MATERIALS AND METHODS

Plant material

In the present investigation, Hedychium coronation was collected from the different wild areas of Odisha like Malkangiri, Phulabani, Khurda and Angul districts. After collection, the rhizomes of these medicinal plant samples were grown in the medicinal plant garden of Center Of Biotechnology, Siksha O Anusandhan University, Bhubaneswar, Odisha.

Isolation of genomic DNA

Genomic DNA was isolated by following the protocol of [29] with little modification. Two grams of fresh, young leaf samples was grinded with 2% insoluble PVPP to make a fine powder in a cold mortar and pestle with repeated addition of liquid nitrogen. Thawing was avoided to reduce the shearing of DNA. The powder was then transferred to a 50 ml centrifuge tube containing 10 ml of pre-warmed (60°C) 2% CTAB-DNA extraction buffer (10% CTAB; 4M NaCl; 0.5M EDTA, pH 8; 1M Tris-HCl, pH 8; 2% β-mercaptoethanol) and was mixed vigorously. The mixture was incubated in a water bath (YSI412, Yorco universal) for one hour at 65°C with intermittent gentle shaking. After incubation, the mixture was cooled to room temperature and emulsified with an equal volume of phenol: chloroform: isoamyl alcohol (25:24:1) and was gently mixed. Then, it was centrifuged at 10,000 rpm for 20 min in a cooling centrifuge (C-24BL, Remi) at room temperature. The upper aqueous phase was pipetted out with the help of a micropipette into another 50 ml centrifuge tube and mixed with 2.5 volume of pre-chilled dehydrated ethanol. After quick inversion, DNA, like a mass of cotton threads was precipitated. The precipitated nucleic acid was spooled out with a bend glass Pasteur pipette, washed twice with 70% ethanol, stored in a 1.5 ml microcentrifuge tube and dried. The dried DNA was dissolved in an excess amount of T10 E1 buffer (Tris-Cl 10 mmol, EDTA 1 mmol with pH 8).

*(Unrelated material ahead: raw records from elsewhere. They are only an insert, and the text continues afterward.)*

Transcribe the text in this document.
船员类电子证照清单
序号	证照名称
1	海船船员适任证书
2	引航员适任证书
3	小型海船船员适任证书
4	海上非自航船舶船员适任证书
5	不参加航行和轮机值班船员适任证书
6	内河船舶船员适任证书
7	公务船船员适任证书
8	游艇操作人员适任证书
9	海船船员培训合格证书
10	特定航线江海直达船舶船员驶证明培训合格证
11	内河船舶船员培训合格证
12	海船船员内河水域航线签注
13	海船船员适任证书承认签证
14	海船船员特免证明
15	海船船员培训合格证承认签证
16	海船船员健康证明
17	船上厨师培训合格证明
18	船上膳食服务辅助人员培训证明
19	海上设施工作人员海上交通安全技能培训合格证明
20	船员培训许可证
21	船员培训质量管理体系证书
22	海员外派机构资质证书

Purification of genomic DNA

The dissolved DNA was impure with proteins, RNA and phenolic in some cases so the crude DNA was purified and RNA was removed. The RNA was removed by giving RNase treatment. For 1 ml of crude DNA solution, 60 µg of RNase A was added, and the solution was incubated with continuous shaking in a water bath at 37 °C for 1 hr. After one hour it was removed from the water bath and an equal volume of phenol: chloroform: isoamyl alcohol (25:24:1) was added and gently mixed thoroughly. The solution was then centrifuged in cooling centrifuge at 10,000 rpm for 20 min at 20 °C and the upper aqueous phase was pipetted out. It was again washed with chloroform: isoamyl alcohol (24:1) twice and centrifuged at 10,000 rpm for 20 min at room temperature. The upper aqueous phase was separated after centrifugation (as described earlier) and mixed with 1/10thvolume of 3M sodium acetate (pH 4.8). DNA was precipitated by adding 2.5 volume of chilled absolute ethanol and pelleted by spinning. The pellet was washed twice with 70 % ethanol, carefully and dried under vacuum. The dried DNA was dissolved in minimum amount of T10 E1 buffer (pH 8).

Test for quality and quantity of the purified DNA

The quality and quantity of DNA were measured by UV-vis spectrophotometer (Model evolution 220, Thermo Fisher Scientific,). The total DNA quantity was measured by taking the absorbance at 260 nm wavelength and the quality of the DNA was confirmed from the absorbance ratio at 260 nm and 280 nm. It was reported that if the ratio is about 1.8 to 2.0 then the quality of the DNA is good [30]. For final checking the quality as well as the quantity of DNA, the DNA was loaded in 0.8% agarose gel alongside diluted uncut lambda DNA as standard and electrophoresed. It was observed that the DNA from all the samples was very good in quality. After quantification, the DNA was diluted with T10 E1 buffer to a working concentration of 25-ng/µl for RAPD and ISSR analysis.

RAPD analysis

Two types of polymerase chain reaction (PCR) based molecular techniques namely RAPD and ISSR were utilised for the present study.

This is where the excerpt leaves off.